A Native American tribe in northeast Oklahoma voted to legalize same-sex marriage this week, becoming the latest in a small number of Indian Country tribes to do so over the past several years.
Citizens of the Osage Nation, one of Oklahoma’s larger tribes, voted Monday to legalize gay marriage with 52 percent of the vote, according to unofficial results posted by the tribe’s newspaper, The Osage News. Of the tribe’s approximately 15,000 registered voters, about 1,470 citizens cast their ballots, according to the results.
"I know that for a lot of people it was a controversial issue, but for me, it was not," said Osage legislator Alice Buffalohead, the measure's author.
Formal opposition to the measure did not emerge, but some in the tribe felt allowing gay marriage would undermine the tribe's cultural heritage.
Henry Roanhorse Gray, who co-created a Facebook group called Osage Citizens for Marriage Equality, said he was surprised but “incredibly excited” about the outcome.

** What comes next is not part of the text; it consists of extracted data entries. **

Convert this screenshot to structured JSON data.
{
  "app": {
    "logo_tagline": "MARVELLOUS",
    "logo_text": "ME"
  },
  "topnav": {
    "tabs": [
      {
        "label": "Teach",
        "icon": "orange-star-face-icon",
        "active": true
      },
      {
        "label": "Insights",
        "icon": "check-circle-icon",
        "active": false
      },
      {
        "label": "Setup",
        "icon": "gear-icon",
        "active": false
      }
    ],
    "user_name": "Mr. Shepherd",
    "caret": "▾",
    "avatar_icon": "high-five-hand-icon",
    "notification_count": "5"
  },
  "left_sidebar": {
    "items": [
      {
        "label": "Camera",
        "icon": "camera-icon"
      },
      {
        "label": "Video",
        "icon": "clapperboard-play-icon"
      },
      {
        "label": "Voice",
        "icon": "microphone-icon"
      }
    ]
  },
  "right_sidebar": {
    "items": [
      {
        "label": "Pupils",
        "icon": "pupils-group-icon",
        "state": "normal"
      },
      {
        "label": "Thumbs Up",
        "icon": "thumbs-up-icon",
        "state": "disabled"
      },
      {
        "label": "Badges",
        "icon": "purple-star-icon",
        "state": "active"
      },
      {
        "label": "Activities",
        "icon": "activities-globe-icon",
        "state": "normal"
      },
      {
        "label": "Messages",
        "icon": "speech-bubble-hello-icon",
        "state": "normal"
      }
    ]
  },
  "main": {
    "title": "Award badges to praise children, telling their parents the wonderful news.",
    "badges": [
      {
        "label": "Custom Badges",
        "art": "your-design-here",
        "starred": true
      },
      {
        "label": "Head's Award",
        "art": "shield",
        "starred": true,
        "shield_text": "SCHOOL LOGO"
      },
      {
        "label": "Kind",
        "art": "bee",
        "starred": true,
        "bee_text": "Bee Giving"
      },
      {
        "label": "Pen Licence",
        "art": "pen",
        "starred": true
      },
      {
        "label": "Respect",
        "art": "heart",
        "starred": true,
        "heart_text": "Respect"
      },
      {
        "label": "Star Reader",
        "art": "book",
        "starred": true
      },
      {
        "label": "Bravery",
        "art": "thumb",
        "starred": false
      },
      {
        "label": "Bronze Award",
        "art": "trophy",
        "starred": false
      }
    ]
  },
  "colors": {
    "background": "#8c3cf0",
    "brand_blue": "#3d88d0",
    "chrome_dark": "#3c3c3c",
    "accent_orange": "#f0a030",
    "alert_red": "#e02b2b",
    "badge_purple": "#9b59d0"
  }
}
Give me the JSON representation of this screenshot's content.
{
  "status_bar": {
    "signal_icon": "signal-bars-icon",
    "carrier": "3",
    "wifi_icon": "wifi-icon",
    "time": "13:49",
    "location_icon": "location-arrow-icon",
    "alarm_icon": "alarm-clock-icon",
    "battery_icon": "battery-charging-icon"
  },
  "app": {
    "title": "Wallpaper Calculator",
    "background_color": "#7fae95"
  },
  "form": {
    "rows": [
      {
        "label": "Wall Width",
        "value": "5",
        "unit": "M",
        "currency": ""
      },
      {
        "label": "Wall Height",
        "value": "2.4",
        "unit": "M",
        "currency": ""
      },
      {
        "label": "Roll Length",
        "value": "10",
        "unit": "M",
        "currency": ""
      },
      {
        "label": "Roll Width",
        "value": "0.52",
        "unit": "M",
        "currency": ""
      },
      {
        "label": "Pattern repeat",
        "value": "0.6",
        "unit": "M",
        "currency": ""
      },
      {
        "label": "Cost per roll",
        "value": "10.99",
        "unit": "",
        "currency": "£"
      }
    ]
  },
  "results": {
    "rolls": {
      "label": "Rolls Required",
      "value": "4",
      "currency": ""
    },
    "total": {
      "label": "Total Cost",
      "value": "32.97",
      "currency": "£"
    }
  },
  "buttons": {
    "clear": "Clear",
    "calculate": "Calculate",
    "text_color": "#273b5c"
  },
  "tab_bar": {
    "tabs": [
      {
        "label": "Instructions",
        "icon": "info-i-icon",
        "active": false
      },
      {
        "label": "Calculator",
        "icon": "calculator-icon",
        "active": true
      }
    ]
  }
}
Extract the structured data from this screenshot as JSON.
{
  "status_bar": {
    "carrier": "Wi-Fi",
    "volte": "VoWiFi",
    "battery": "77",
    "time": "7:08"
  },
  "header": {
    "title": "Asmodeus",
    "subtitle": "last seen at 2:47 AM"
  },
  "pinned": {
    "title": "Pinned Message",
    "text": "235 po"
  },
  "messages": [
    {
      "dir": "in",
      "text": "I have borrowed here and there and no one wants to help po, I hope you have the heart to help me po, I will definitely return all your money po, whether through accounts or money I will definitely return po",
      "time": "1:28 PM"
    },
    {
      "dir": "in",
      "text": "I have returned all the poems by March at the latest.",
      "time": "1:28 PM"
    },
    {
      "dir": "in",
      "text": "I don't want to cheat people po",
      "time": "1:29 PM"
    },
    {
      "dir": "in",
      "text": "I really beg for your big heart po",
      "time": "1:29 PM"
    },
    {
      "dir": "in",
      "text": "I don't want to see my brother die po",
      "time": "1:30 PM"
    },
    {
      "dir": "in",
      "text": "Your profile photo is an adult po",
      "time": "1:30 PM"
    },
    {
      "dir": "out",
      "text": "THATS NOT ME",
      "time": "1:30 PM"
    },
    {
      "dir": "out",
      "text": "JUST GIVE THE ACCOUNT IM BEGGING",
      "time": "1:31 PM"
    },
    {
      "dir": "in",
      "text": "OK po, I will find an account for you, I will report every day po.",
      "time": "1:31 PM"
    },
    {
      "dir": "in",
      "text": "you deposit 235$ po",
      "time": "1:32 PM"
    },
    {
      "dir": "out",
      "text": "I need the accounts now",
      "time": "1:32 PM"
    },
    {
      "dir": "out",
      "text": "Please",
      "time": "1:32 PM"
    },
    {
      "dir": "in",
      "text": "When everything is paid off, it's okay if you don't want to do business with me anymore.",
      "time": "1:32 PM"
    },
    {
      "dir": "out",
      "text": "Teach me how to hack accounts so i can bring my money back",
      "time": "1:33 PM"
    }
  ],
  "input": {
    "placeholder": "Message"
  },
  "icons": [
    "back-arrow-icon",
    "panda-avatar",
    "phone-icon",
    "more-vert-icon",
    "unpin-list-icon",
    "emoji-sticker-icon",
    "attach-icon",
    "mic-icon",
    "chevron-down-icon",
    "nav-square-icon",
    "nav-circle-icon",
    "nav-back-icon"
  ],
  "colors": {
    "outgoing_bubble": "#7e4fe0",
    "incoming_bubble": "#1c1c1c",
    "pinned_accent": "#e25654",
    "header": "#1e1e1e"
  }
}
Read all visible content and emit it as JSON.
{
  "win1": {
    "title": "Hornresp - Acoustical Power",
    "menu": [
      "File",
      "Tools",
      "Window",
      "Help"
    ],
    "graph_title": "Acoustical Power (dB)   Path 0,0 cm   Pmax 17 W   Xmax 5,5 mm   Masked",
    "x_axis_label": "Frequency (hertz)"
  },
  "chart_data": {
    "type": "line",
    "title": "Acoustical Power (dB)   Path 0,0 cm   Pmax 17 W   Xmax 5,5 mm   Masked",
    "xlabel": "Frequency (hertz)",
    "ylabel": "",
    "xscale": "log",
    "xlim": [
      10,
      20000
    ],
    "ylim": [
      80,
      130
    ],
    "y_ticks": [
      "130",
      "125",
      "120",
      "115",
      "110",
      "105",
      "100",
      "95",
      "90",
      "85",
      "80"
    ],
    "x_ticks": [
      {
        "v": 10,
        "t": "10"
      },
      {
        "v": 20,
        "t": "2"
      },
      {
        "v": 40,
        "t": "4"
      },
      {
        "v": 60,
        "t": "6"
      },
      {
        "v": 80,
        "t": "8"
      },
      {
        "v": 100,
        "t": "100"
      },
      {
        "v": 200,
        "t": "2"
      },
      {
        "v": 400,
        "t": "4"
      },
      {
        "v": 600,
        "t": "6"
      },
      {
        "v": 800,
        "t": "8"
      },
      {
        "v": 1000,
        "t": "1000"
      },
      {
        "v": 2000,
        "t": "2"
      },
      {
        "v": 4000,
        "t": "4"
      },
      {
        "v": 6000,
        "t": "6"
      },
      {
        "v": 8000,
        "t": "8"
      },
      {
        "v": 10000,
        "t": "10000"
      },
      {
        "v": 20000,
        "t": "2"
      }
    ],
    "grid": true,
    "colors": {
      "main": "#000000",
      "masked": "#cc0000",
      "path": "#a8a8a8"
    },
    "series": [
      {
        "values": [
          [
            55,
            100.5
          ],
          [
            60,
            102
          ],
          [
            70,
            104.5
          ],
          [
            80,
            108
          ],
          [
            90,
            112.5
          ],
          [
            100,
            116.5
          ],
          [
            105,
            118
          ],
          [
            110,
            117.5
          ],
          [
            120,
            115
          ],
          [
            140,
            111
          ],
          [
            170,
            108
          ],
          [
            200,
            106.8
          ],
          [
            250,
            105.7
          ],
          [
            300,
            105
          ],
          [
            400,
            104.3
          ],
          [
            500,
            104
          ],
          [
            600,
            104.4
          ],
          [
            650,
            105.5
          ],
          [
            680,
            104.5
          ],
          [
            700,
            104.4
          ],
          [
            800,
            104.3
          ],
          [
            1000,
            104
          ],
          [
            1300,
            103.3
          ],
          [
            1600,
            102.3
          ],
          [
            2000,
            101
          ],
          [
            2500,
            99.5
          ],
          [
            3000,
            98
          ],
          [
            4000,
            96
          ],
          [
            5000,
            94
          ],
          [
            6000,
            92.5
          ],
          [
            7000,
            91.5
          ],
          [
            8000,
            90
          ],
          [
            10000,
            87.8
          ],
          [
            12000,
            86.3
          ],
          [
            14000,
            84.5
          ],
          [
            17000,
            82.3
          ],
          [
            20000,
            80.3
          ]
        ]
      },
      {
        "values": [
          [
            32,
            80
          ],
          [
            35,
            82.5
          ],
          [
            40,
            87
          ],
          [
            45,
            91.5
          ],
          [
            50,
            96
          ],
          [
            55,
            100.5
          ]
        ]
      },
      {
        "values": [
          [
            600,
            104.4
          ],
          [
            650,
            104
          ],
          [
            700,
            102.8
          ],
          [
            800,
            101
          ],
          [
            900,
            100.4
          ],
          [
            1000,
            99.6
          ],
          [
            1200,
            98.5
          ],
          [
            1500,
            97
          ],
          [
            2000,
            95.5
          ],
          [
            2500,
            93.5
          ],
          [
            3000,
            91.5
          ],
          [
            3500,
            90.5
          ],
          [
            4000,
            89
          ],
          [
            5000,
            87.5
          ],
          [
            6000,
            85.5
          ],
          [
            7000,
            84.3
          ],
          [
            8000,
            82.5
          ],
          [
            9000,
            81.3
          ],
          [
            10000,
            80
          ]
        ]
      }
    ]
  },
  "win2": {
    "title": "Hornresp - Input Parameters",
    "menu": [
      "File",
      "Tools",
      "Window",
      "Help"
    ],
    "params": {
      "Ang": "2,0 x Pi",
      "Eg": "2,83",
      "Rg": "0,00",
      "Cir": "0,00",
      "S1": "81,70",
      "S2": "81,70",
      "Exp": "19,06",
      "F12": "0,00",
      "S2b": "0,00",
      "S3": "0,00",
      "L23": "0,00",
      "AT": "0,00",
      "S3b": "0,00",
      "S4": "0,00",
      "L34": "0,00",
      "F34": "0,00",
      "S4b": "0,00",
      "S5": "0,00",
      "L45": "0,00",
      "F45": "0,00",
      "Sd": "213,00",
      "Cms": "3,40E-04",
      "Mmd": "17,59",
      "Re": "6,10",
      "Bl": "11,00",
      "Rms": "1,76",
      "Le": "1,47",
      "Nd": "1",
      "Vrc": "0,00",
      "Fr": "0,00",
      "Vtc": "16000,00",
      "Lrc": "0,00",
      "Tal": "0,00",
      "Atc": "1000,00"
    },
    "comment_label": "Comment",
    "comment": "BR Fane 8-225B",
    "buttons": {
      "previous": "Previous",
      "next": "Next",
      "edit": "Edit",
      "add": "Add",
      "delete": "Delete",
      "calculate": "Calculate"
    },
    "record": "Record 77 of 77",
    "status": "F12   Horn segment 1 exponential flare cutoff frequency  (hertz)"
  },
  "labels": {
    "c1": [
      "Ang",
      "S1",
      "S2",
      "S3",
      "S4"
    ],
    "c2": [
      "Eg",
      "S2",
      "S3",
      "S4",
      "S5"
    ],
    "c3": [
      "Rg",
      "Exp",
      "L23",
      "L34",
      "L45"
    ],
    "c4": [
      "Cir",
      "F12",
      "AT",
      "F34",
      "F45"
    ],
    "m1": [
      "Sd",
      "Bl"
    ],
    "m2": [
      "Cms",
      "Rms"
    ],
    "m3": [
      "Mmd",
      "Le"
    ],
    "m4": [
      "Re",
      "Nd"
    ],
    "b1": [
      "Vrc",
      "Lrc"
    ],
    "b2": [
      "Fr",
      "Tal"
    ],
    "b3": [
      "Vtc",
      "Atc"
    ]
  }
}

“I knew (the vote) was gonna be a huge challenge to get a typically conservative and religious electorate to pass marriage equality, so it being such a close race was no surprise,” he told NBC Out through a Facebook message. “It really shows the importance of voting -- history was truly made by the ones who showed up.”
Gray said he was disappointed only 9 percent of registered voters in the tribe cast their ballots in the election. Nevertheless, he said, the outcome goes beyond just marriage equality.
“To every Native kid just beginning to understand who they are inside, the tribe has made it clear we support and love them,” he said.
The 23-year-old Tulsa resident said he is optimistic the Osage Nation vote marks a turning point for same-sex marriage in all of Indian Country.
Across the U.S., there are more than 567 federally recognized tribes. Oklahoma is home to nearly 40 of them.
Though the U.S. Supreme Court legalized same-sex marriage in 2015, it did not extend to federally recognized tribes, because they are sovereign nations with their own governments.
“As self-determining, sovereign governments, Indian tribes can determine and resolve these internal issues themselves,” Michael McBride, chair of the Indian Law & Gaming division at Crowe & Dunlevy Law, told NBC Out through email.
McBride said the U.S. Congress can pass a law specifically directing tribal governments to recognize same-sex unions, but he said he doubts Congress would take such a step.
The Osage Nation joins a handful of other prominent tribes that conduct or recognize same-sex marriages, including the Cherokee Nation and the Cheyenne and Arapaho Tribes.
According to LGBTQ advocacy group Freedom to Marry, the Coquille Tribe of Oregon was the first Native American tribe to approve same-sex marriage. It did so in 2009.